Analytics is the application of statistical techniques to solve business problems. In terms of process, analytics finds patterns and relationships in data by using sophisticated techniques to build models - abstract representations of reality. A good model is a useful guide to understand your business and make decisions. Analytics is being used extensively these days owing to the presence of large customer data enabled by cheaper electronic storage and computer processing power.
Among businesses, banks have shown the highest adoption of analytics. Sophisticated customer analytics in the Indian banking industry is helping banks reduce their exposure, cut down on customer acquisition costs and extract better profitability from existing customers.
One sign that customer analytics is rapidly being used is the growing number of banks establishing integral customer analytics cells. And it is not just restricted to MNC banks like Citibank and Standard Chartered who are emulating the best practices of their parents abroad but also home-grown banks like ICICI Bank. The latest bank to introduce analytics is the private sector HDFC Bank, which has set up its own customer intelligence unit.
One of the oldest areas in which banks have been using analytics with substantial gains is credit scoring. Statistical credit score-cards serve up as a better alternative to the traditional judgmental methods of appraising risk when a bank makes a decision whether to sanction a customer loan or issue a credit card or not.
Earlier, banks would invest heavily in hiring credit appraisers to scrutinise each loan application and the supporting documents to determine creditworthiness. Risk Scorecards combine historical loan default data with the demographic and transaction details to arrive at a risk score for an applicant.
Statistical techniques are applied to data on existing customers to generate equations that can accurately distinguish good customers (customers who repay on time) from bad customers (defaulters or delinquents). This equation or scorecard is used to score new applicants.
The advantage with statistical scorecards is that they lend themselves to automation. From the consumer's point of view, this ensures quick turnaround time in the evaluation process as well as total consistency and elimination of bias, which may be present in human analysis.
One reason for the growing usage of analytics techniques is the computerisation of bank databases and the way the data is now being organised. Most major banks have made crucial investments in data warehouse, which marks a shift away from the traditional information storage in data-silos.
Another instance of analytics in banking and where results are apparent almost instantaneously is cross-selling. Banks are leveraging their existing databases of customers more judiciously to rope in customers for lending products like credit cards and loans. Since banks are sitting on a wealth of information like liability transaction, which sets the base for response models predicting their response to another marketing offer.
The statistical techniques throw up interesting triggers about the customer setting the stage for life-cycle based marketing or event-based marketing. Already, close to 70 per cent of credit cards portfolios of most banks are sourced through cross-sell from their own bank account customers.
Unlike the West where the banks have the advantage of working with credit bureau data, Indian banks are handicapped by the lack of such bureaus in India and have to rely solely on their own proprietary data. Another hindrance to some cutting edge work in India is the lack of analytical manpower and expertise within banks. Most banks that have only lately joined the bandwagon realise the importance of analytics but are constrained by lack of any repository of knowledge within the bank.

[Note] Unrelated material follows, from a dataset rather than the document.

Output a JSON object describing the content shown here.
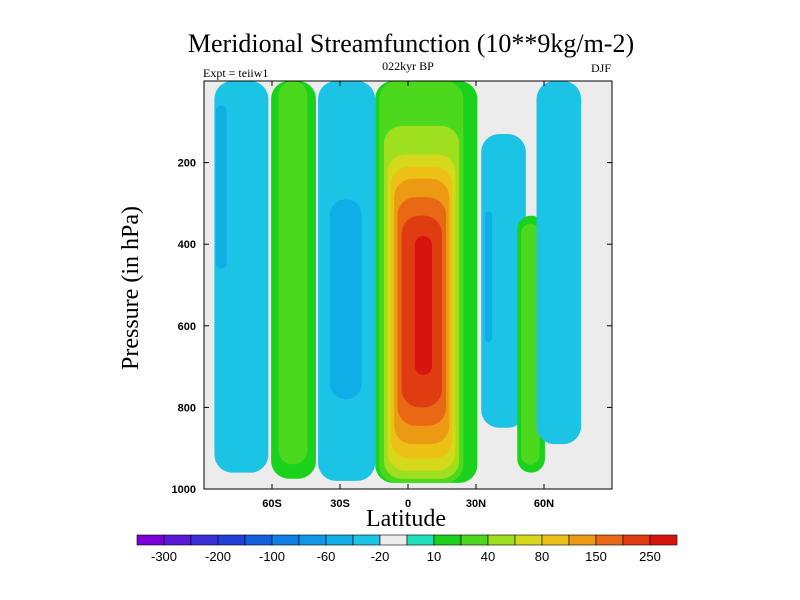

One crucial fallout of analytics-based marketing campaigns is the tremendous cost savings accomplished by the bank by restricting its soliciting efforts to the customers who are predicted to be active rather than widening its efforts onto the entire customer base and incurring huge costs there. This departure from carpet bombing also brings to table a hit rate which is at times 50 per cent better than a randomly generated contact base. Roughly translated, it means a bank can get one-and-a-half times more eventual customers to a particular offer while actually contacting a much narrower customer base.
Nowhere else is the effect of analytics-based marketing more apparent than in credit cards companies where analytics have become a way of life. In a fiercely competitive battle for wallet share, where an average credit-cardholder holds three or four credit cards (and free credit cards have become the norm) getting credit card customers to spend on your credit card and ensuring that they stick to your credit card when the annual renewal approaches, becomes a daunting task for every credit card marketing manager. Analytical solutions step in here for almost every stage in the customer's life cycle choosing the right people for such specialized products as Balance Transfer, instalment-based repayments and cash-based products.
Segmentation strategies that help a portfolio manager to know smaller cohesive groups sitting within his larger customer-base, understanding their transaction patterns and hence pre-empting his requirements goes a long way towards customising campaigns, offers linked to campaigns and even the tone of the communication directed towards the customers. Banks are increasingly tailor-making campaigns and communication material for segments within the customer-base.
*The author is vice president, Fractal Analytics.